Agencias

El encanto de un paraje medieval único

Pasear por el núcleo antiguo de Besalú es hacer automáticamente un viaje a la Edad Media. El trazado actual de la villa posibilita a grandes rasgos de la lectura de la urbanización de la edad media con la existencia de importantes edificios: la iglesia del Monasterio de Sant Pere, el antiguo hospital de peregrinos, la Casa Cornellà, la iglesia de Sant Vicenç o la Sala gótica del Palacio de la Cúria real. El callo tiene como principal parada la mikvé, uno de los escasos restos de baños rituales judíos y una de las mejores vistas del río Fluvià.

Pero, sin duda, el símbolo de la ciudad es el Puente Viejo de Besalú: una construcción que destaca tanto por las dimensiones como la apariencia en forma de ángulo recto sobre el río. El documento más antiguo donde aparece referenciado es de 1075, fecha probable de su construcción original. Pero las inundaciones, riadas y necesidades defensivas de la ciudad hicieron necesaria su reconstrucción en el siglo XIV, que se mantuvo de pie hasta la Guerra Civil.
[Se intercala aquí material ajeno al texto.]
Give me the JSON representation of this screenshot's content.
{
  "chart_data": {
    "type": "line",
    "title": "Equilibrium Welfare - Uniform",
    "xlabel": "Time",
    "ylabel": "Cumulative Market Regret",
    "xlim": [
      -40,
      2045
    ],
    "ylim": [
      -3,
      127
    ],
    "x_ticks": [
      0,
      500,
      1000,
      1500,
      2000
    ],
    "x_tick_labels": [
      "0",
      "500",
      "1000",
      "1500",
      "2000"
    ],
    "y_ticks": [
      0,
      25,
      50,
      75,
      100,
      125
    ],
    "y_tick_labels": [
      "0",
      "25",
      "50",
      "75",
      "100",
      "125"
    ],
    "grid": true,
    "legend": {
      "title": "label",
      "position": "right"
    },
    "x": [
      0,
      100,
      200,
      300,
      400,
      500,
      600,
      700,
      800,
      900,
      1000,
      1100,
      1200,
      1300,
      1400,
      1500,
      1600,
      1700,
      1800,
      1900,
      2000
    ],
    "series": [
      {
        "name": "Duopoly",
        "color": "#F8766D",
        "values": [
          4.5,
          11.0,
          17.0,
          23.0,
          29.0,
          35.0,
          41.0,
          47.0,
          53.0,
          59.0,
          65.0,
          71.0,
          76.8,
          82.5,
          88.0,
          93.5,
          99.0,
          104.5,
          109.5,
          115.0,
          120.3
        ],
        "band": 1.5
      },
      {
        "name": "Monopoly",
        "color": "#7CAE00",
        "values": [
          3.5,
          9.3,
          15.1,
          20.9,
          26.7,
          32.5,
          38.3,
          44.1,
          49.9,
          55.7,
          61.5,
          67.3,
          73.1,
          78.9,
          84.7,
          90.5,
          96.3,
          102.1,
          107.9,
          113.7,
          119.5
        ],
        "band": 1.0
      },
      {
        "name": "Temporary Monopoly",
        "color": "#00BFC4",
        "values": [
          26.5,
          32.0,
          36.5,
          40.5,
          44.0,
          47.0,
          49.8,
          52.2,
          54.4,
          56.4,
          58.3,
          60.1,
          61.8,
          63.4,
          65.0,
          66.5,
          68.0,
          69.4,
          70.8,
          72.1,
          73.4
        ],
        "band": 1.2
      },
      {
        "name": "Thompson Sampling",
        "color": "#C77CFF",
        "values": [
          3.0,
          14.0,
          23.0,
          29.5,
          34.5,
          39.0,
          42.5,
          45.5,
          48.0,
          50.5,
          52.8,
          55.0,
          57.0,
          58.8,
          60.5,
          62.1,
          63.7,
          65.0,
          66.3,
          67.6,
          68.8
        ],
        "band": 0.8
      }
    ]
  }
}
La imagen del puente actual es una reconstrucción de principios de los años 60.

La importancia monumental de Besalú viene dada fundamentalmente por su gran valor de conjunto, por su unidad, que la determina como una de las muestras más importantes y singulares de los conjuntos medievales de Catalunya. Por este hecho, el municipio recibe cada año centenares de miles de visitantes nacionales e internacionales que descubren sus encantos.